With these words Jesus assigns love as the true and genuine sign of a Christian. The love that Jesus speaks about is agape (self-giving, loyal concern), a love that requires a total and complete commitment. It is this kind of love with which god loves us. It is this kind of love that will always be the model of the love that we must have for others. For the readers of John's Gospel, John was presenting a new and revolutionary kind of love requiring, indeed, demanding a change in attitude in those who would be practicing it.
This kind of love, which Jesus preached and demanded of his disciples, was a totally unselfish love, insofar as it demanded that they open the doors that they may have closed against others, that they respond generously to appeals for their help, and that they forgive the harm that others may have inflicted on them.

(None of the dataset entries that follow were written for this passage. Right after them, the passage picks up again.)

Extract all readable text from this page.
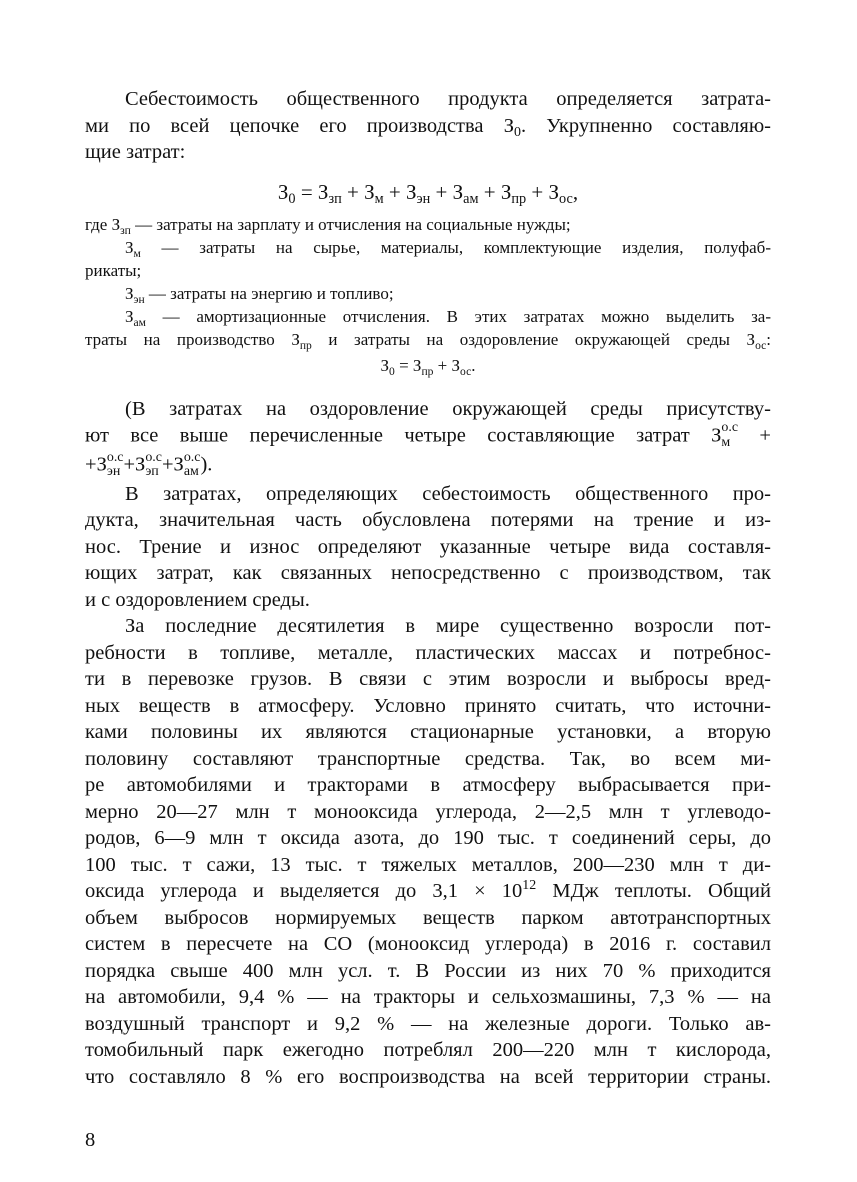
Себестоимость общественного продукта определяется затрата-
ми по всей цепочке его производства $З_0$. Укрупненно составляю-
щие затрат:
$З_0 = З_{зп} + З_м + З_{эн} + З_{ам} + З_{пр} + З_{ос}$,
где $З_{зп}$ — затраты на зарплату и отчисления на социальные нужды;
$З_м$ — затраты на сырье, материалы, комплектующие изделия, полуфаб-
рикаты;
$З_{эн}$ — затраты на энергию и топливо;
$З_{ам}$ — амортизационные отчисления. В этих затратах можно выделить за-
траты на производство $З_{пр}$ и затраты на оздоровление окружающей среды $З_{ос}$:
$З_0 = З_{пр} + З_{ос}$.
(В затратах на оздоровление окружающей среды присутству-
ют все выше перечисленные четыре составляющие затрат З о.с
м +
+З о.с
эн +З о.с
эп +З о.с
ам ).
В затратах, определяющих себестоимость общественного про-
дукта, значительная часть обусловлена потерями на трение и из-
нос. Трение и износ определяют указанные четыре вида составля-
ющих затрат, как связанных непосредственно с производством, так
и с оздоровлением среды.
За последние десятилетия в мире существенно возросли пот-
ребности в топливе, металле, пластических массах и потребнос-
ти в перевозке грузов. В связи с этим возросли и выбросы вред-
ных веществ в атмосферу. Условно принято считать, что источни-
ками половины их являются стационарные установки, а вторую
половину составляют транспортные средства. Так, во всем ми-
ре автомобилями и тракторами в атмосферу выбрасывается при-
мерно 20—27 млн т монооксида углерода, 2—2,5 млн т углеводо-
родов, 6—9 млн т оксида азота, до 190 тыс. т соединений серы, до
100 тыс. т сажи, 13 тыс. т тяжелых металлов, 200—230 млн т ди-
оксида углерода и выделяется до $3,1 \times 10^{12}$ МДж теплоты. Общий
объем выбросов нормируемых веществ парком автотранспортных
систем в пересчете на СО (монооксид углерода) в 2016 г. составил
порядка свыше 400 млн усл. т. В России из них 70 % приходится
на автомобили, 9,4 % — на тракторы и сельхозмашины, 7,3 % — на
воздушный транспорт и 9,2 % — на железные дороги. Только ав-
томобильный парк ежегодно потреблял 200—220 млн т кислорода,
что составляло 8 % его воспроизводства на всей территории страны.
8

Just as he did with his disciples, Jesus does with us: he asks us, as his followers, to commit ourselves to the practice of this kind of love and this, then, will be the mark that distinguishes us as Christians and makes us care for one another.
A man died, arrived in heaven and stood before God. This man had been concerned all his life with the pain and injustice in the world. So, as he stood before God he cried out to him: "Dear God, look at all the suffering, the anguish and distress in your world. Why don't you send help?"
God responded, "I did send help. I sent you."
There is in each of us an impulse to care about others. Every day we are bombarded by the news of people's needs. We hear stories about poor, sick, hungry people around the world. We hear the accounts of victims of violence and despair. These calls for help touch our souls and, like the man in the story, we may cry out to God for we may find ourselves overwhelmed.
This impulse to care often leads us to the desire to serve others. We often find in ourselves a deep longing to give – to give to others, to give to our communities, to love, to care for the whole of creation. We may feel tremendous sorrow for any human being who doesn't know how to care, how to give. Truly one of the worst of human sufferings is not being able to find a way to love, to give of one's heart.
Committing ourselves to the kind of love Christ asks of us can do marvelous and wonderful things for us. It can, for example, open our eyes to facts that we might otherwise overlook. It can make us realize that the poor in the world belong to our family; that those who live with depression might be saved by our care for them; that our efforts may count for a lot in bringing peace to our world. Committing ourselves to this love by truly caring for one another can make us aware of an essential quality of our very being. You may, for example, be sitting alone feeling sorry for yourself because of some emotional or physical pain you are experiencing, when suddenly the phone rings. A friend is calling, a friend who is terribly depressed. And without hesitation you come out of yourself just to be there for your friend, to say a few reassuring words. When you put down the phone, after having shared your friend's problem, don't you feel a little bit better about yourself?
So you see how being a Christian is really being called to caring and serving one another. Loving, caring and serving one another is what the Christian life is all about. And what we do for one another really affects the whole world. Our good deeds, done out of love, are like pebbles cast into a pond: they create ripples that spread in all directions. Our acts of caring and service to one another, humble and simple and quiet though they may be, become part of a widening circle of compassion and love that essentially encompasses the whole creation.